Identification and characterization of novel mutants of Nsp13 protein among Indian SARS-CoV-2 isolates

ABSTRACT SARS-CoV-2, the causative agent of COVID-19 has mutated rapidly which enabled them to adapt and evade the immune system of the host. Emerging SARS-CoV-2 variants with crucial mutations pose a global challenge in context of therapeutic drugs and vaccines being developed globally. There are currently no specific therapeutics or vaccines available to combat SARS-CoV-2 devastation. In view of this, the current study aimed to identify and characterize the mutations found in the Nsp13 of SARS-CoV-2 in Indian isolates. Non-structural protein, Nsp13 protein sequences from Indian isolates were analyzed by comparing with the first reported Severe acute respiratory syndrome Corona Virus-2 (SARS-CoV-2) protein sequence from Wuhan, China.

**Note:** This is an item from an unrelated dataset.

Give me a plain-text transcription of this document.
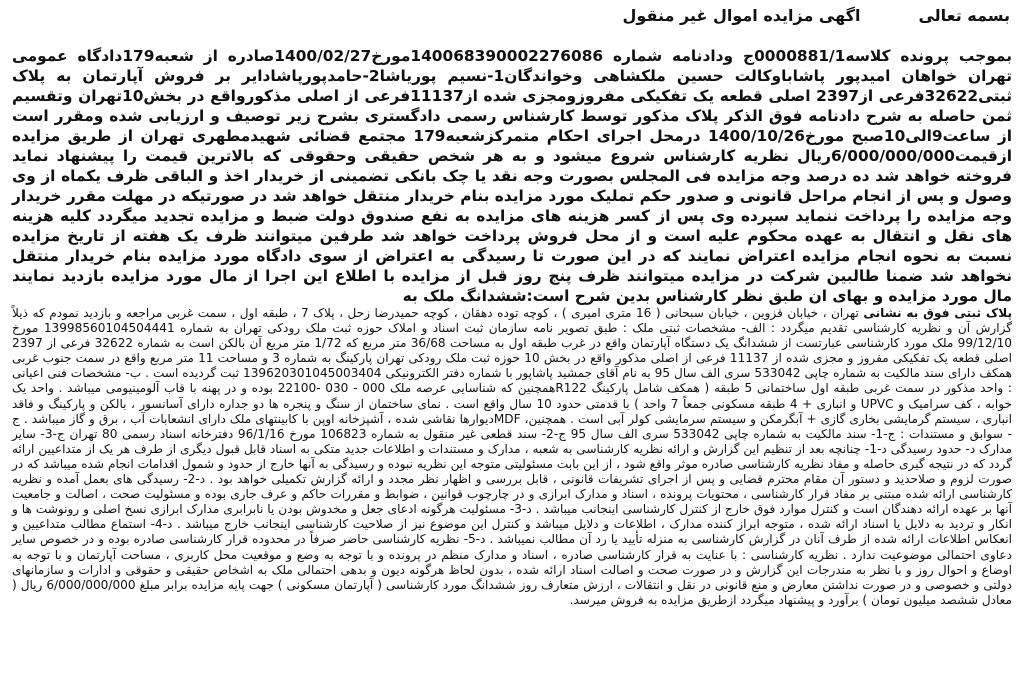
بسمه تعالی
اگهی مزایده اموال غیر منقول
بموجب پرونده کلاسه0000881/1ج ودادنامه شماره 140068390002276086مورخ1400/02/27صادره از شعبه179دادگاه عمومی تهران خواهان امیدپور پاشاباوکالت حسین ملکشاهی وخواندگان1-نسیم پوریاشا2-حامدپورپاشادایر بر فروش آپارتمان به پلاک ثبتی32622فرعی از2397 اصلی قطعه یک تفکیکی مفروزومجزی شده از11137فرعی از اصلی مذکورواقع در بخش10تهران وتقسیم ثمن حاصله به شرح دادنامه فوق الذکر پلاک مذکور توسط کارشناس رسمی دادگستری بشرح زیر توصیف و ارزیابی شده ومقرر است از ساعت9الی10صبح مورخ1400/10/26 درمحل اجرای احکام متمرکزشعبه179 مجتمع قضائی شهیدمطهری تهران از طریق مزایده ازقیمت6/000/000/000ریال نظریه کارشناس شروع میشود و به هر شخص حقیقی وحقوقی که بالاترین قیمت را پیشنهاد نماید فروخته خواهد شد ده درصد وجه مزایده فی المجلس بصورت وجه نقد یا چک بانکی تضمینی از خریدار اخذ و الباقی ظرف یکماه از وی وصول و پس از انجام مراحل قانونی و صدور حکم تملیک مورد مزایده بنام خریدار منتقل خواهد شد در صورتیکه در مهلت مقرر خریدار وجه مزایده را پرداخت ننماید سپرده وی پس از کسر هزینه های مزایده به نفع صندوق دولت ضبط و مزایده تجدید میگردد کلیه هزینه های نقل و انتقال به عهده محکوم علیه است و از محل فروش پرداخت خواهد شد طرفین میتوانند ظرف یک هفته از تاریخ مزایده نسبت به نحوه انجام مزایده اعتراض نمایند که در این صورت تا رسیدگی به اعتراض از سوی دادگاه مورد مزایده بنام خریدار منتقل نخواهد شد ضمنا طالبین شرکت در مزایده میتوانند ظرف پنج روز قبل از مزایده با اطلاع این اجرا از مال مورد مزایده بازدید نمایند مال مورد مزایده و بهای ان طبق نظر کارشناس بدین شرح است:ششدانگ ملک به
پلاک ثبتی فوق به نشانی تهران ، خیابان قزوین ، خیابان سبحانی ( 16 متری امیری ) ، کوچه توده دهقان ، کوچه حمیدرضا زحل ، پلاک 7 ، طبقه اول ، سمت غربی مراجعه و بازدید نمودم که ذیلاً گزارش آن و نظریه کارشناسی تقدیم میگردد : الف- مشخصات ثبتی ملک : طبق تصویر نامه سازمان ثبت اسناد و املاک حوزه ثبت ملک رودکی تهران به شماره 13998560104504441 مورخ 99/12/10 ملک مورد کارشناسی عبارتست از ششدانگ یک دستگاه آپارتمان واقع در غرب طبقه اول به مساحت 36/68 متر مربع که 1/72 متر مربع آن بالکن است به شماره 32622 فرعی از 2397 اصلی قطعه یک تفکیکی مفروز و مجزی شده از 11137 فرعی از اصلی مذکور واقع در بخش 10 حوزه ثبت ملک رودکی تهران پارکینگ به شماره 3 و مساحت 11 متر مربع واقع در سمت جنوب غربی همکف دارای سند مالکیت به شماره چاپی 533042 سری الف سال 95 به نام آقای جمشید پاشاپور با شماره دفتر الکترونیکی 139620301045003404 ثبت گردیده است . ب- مشخصات فنی اعیانی : واحد مذکور در سمت غربی طبقه اول ساختمانی 5 طبقه ( همکف شامل پارکینگ R122همچنین که شناسایی عرصه ملک 000 - 030 -22100 بوده و در پهنه با قاب آلومینیومی میباشد . واحد یک خوابه ، کف سرامیک و UPVC و انباری + 4 طبقه مسکونی جمعاً 7 واحد ) با قدمتی حدود 10 سال واقع است . نمای ساختمان از سنگ و پنجره ها دو جداره دارای آسانسور ، بالکن و پارکینگ و فاقد انباری ، سیستم گرمایشی بخاری گازی + آبگرمکن و سیستم سرمایشی کولر آبی است . همچنین، MDFدیوارها نقاشی شده ، آشپزخانه اوپن با کابینتهای ملک دارای انشعابات آب ، برق و گاز میباشد . ج - سوابق و مستندات : ج-1- سند مالکیت به شماره چاپی 533042 سری الف سال 95 ج-2- سند قطعی غیر منقول به شماره 106823 مورخ 96/1/16 دفترخانه اسناد رسمی 80 تهران ج-3- سایر مدارک د- حدود رسیدگی د-1- چنانچه بعد از تنظیم این گزارش و ارائه نظریه کارشناسی به شعبه ، مدارک و مستندات و اطلاعات جدید متکی به اسناد قابل قبول دیگری از طرف هر یک از متداعیین ارائه گردد که در نتیجه گیری حاصله و مفاد نظریه کارشناسی صادره موثر واقع شود ، از این بابت مسئولیتی متوجه این نظریه نبوده و رسیدگی به آنها خارج از حدود و شمول اقدامات انجام شده میباشد که در صورت لزوم و صلاحدید و دستور آن مقام محترم قضایی و پس از اجرای تشریفات قانونی ، قابل بررسی و اظهار نظر مجدد و ارائه گزارش تکمیلی خواهد بود . د-2- رسیدگی های بعمل آمده و نظریه کارشناسی ارائه شده مبتنی بر مفاد قرار کارشناسی ، محتویات پرونده ، اسناد و مدارک ابرازی و در چارچوب قوانین ، ضوابط و مقررات حاکم و عرف جاری بوده و مسئولیت صحت ، اصالت و جامعیت آنها بر عهده ارائه دهندگان است و کنترل موارد فوق خارج از کنترل کارشناسی اینجانب میباشد . د-3- مسئولیت هرگونه ادعای جعل و مخدوش بودن یا نابرابری مدارک ابرازی نسخ اصلی و رونوشت ها و انکار و تردید به دلایل یا اسناد ارائه شده ، متوجه ابراز کننده مدارک ، اطلاعات و دلایل میباشد و کنترل این موضوع نیز از صلاحیت کارشناسی اینجانب خارج میباشد . د-4- استماع مطالب متداعیین و انعکاس اطلاعات ارائه شده از طرف آنان در گزارش کارشناسی به منزله تأیید یا رد آن مطالب نمیباشد . د-5- نظریه کارشناسی حاضر صرفاً در محدوده قرار کارشناسی صادره بوده و در خصوص سایر دعاوی احتمالی موضوعیت ندارد . نظریه کارشناسی : با عنایت به قرار کارشناسی صادره ، اسناد و مدارک منظم در پرونده و با توجه به وضع و موقعیت محل کاربری ، مساحت آپارتمان و با توجه به اوضاع و احوال روز و با نظر به مندرجات این گزارش و در صورت صحت و اصالت اسناد ارائه شده ، بدون لحاظ هرگونه دیون و بدهی احتمالی ملک به اشخاص حقیقی و حقوقی و ادارات و سازمانهای دولتی و خصوصی و در صورت نداشتن معارض و منع قانونی در نقل و انتقالات ، ارزش متعارف روز ششدانگ مورد کارشناسی ( آپارتمان مسکونی ) جهت پایه مزایده برابر مبلغ 6/000/000/000 ریال ( معادل ششصد میلیون تومان ) برآورد و پیشنهاد میگردد ازطریق مزایده به فروش میرسد.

Out of 825 Nsp13 protein sequences, a total of 38 mutations were observed among Indian isolates. Our data show that mutations in Nsp13 at various positions (H164Y, A237T, T214I, C309Y, S236I, P419S, V305E, G54S, H290Y, P53S, A308Y, and A308Y) have a significant impact on the protein’s stability and flexibility. Also, the impact of Nsp13 mutations on the protein function were predicted based on PROVEAN score that includes 15 mutants as neutral and 23 mutants as deleterious effect. Furthermore, B-cell epitopes contributed by Nsp13 were identified using various predictive immunoinformatic tools. Immunological Parameters of Nsp13 such as antigenicity, allergenicity and toxicity were evaluated to predict the potential B-cell epitopes. The predicted peptide sequences were correlated with the observed mutants. Our predicted data showed that there are seven high rank linear epitopes as well as 18 discontinuous B-cell epitopes based on immunoinformatic tools. Moreover, it was observed that out of total 38 identified mutations among Indian SARS-CoV-2 Nsp13 protein, four mutant residues at position 142 (E142), 245 (H245), 247 (V247) and 419 (P419) are localised in the predicted B cell epitopic region. Altogether, the results of the present in-silico study might help to understand the impact of the identified mutations in Nsp13 protein on its stability, flexibility and function.